SA’s inflation is on the rise, moving up from a recent low of 2.9% in February 2021 to well above 5% at the end of 2021. It is expected to remain above 5% during the first few months of 2022, but then slowly start to moderate to a year-end level of around 4.5%. This forecast assumes that the oil price remains around $80/bbl over the next few months, but then eases back to around $70/bbl in 2022, and that food inflation starts to slow to below 5% in late 2022. Global food inflation remains elevated, while persistent global supply disruptions have exerted upward price pressures in many sectors of the global economy – and are clearly a risk to SA’s inflation outlook.

 

The recent upward trend in inflation encouraged the South African Reserve Bank to increase the repo rate (repurchase rate) by 25 bps to 3.75% at its Monetary Policy Committee (MPC) meeting in November 2021. The decision was not unanimous, with three members of the MPC preferring an increase in rates and two members voting for rates to remain unchanged.

 

Critically, the Reserve Bank highlighted the upside risks to domestic inflation, both over the short and medium term.

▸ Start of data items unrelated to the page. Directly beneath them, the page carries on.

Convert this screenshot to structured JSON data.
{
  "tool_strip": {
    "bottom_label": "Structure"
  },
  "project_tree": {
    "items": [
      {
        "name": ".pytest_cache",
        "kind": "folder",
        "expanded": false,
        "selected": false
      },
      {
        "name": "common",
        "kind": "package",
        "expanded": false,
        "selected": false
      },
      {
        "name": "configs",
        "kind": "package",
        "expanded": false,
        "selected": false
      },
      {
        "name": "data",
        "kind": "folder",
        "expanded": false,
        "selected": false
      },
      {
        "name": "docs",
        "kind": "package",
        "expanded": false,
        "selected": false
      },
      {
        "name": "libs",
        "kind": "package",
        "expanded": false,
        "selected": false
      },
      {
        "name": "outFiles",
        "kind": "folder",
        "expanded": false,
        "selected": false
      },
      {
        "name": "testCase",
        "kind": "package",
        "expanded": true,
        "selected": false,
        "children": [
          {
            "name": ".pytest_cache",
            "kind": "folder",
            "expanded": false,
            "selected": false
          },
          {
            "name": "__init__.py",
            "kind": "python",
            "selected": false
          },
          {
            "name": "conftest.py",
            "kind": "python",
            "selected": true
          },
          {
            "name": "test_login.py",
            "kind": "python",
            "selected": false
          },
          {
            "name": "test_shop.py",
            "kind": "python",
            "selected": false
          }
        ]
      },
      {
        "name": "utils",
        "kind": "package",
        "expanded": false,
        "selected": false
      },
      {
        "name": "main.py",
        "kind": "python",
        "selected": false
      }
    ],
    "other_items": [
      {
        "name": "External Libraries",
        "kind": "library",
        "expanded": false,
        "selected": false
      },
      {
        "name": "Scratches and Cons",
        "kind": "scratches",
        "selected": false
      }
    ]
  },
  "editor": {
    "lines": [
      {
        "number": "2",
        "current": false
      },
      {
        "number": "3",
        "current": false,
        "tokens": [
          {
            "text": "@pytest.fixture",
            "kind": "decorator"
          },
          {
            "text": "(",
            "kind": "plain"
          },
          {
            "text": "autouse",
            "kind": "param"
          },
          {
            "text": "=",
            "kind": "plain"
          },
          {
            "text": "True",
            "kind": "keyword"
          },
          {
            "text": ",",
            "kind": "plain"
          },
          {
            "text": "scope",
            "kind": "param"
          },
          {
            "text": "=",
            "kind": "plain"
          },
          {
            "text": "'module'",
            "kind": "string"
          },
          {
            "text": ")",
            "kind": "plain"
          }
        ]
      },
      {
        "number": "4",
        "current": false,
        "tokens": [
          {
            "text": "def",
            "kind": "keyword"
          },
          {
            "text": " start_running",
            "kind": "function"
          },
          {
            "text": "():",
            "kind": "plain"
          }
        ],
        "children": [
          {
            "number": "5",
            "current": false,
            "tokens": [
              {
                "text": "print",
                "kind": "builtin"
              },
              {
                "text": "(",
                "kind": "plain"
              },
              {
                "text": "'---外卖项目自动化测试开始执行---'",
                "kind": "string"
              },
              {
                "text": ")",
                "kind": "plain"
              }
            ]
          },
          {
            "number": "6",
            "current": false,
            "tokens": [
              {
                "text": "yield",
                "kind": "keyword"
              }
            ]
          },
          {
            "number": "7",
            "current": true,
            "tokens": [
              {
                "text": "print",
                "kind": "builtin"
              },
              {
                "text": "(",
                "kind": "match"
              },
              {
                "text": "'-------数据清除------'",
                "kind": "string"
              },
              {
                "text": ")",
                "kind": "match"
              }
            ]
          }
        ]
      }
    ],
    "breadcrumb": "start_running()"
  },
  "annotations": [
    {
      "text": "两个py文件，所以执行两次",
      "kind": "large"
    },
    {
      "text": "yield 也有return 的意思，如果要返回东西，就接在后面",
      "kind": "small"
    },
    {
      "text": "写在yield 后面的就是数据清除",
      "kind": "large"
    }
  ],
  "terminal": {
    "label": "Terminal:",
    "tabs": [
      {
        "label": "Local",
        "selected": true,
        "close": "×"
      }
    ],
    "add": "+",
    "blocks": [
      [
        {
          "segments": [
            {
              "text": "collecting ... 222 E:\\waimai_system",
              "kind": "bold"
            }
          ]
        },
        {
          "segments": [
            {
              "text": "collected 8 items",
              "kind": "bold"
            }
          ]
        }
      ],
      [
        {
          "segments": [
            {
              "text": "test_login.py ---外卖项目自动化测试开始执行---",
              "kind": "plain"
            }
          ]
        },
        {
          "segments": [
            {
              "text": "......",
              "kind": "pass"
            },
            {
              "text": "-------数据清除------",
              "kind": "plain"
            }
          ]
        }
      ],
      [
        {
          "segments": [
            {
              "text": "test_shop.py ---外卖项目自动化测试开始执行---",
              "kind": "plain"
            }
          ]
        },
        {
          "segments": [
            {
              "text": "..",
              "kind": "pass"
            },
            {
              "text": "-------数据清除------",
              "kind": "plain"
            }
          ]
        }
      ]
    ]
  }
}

At the same time, the MPC highlighted the downside risks to growth, including renewed electricity outages and some softening of precious metal prices.

 

The interest rate decision in November 2021 was entirely appropriate and consistent with the Reserve Bank wanting to ensure that inflation is anchored around the midpoint of the inflation target. By controlling the upward pressure in inflation, the bank ultimately limits the longer-term damage that higher inflation would inflict on SA’s overall economic performance. As expected, the MPC also stressed that, although the repo rate is going up, interest rates remain highly accommodative by historical standards – which is a fair point.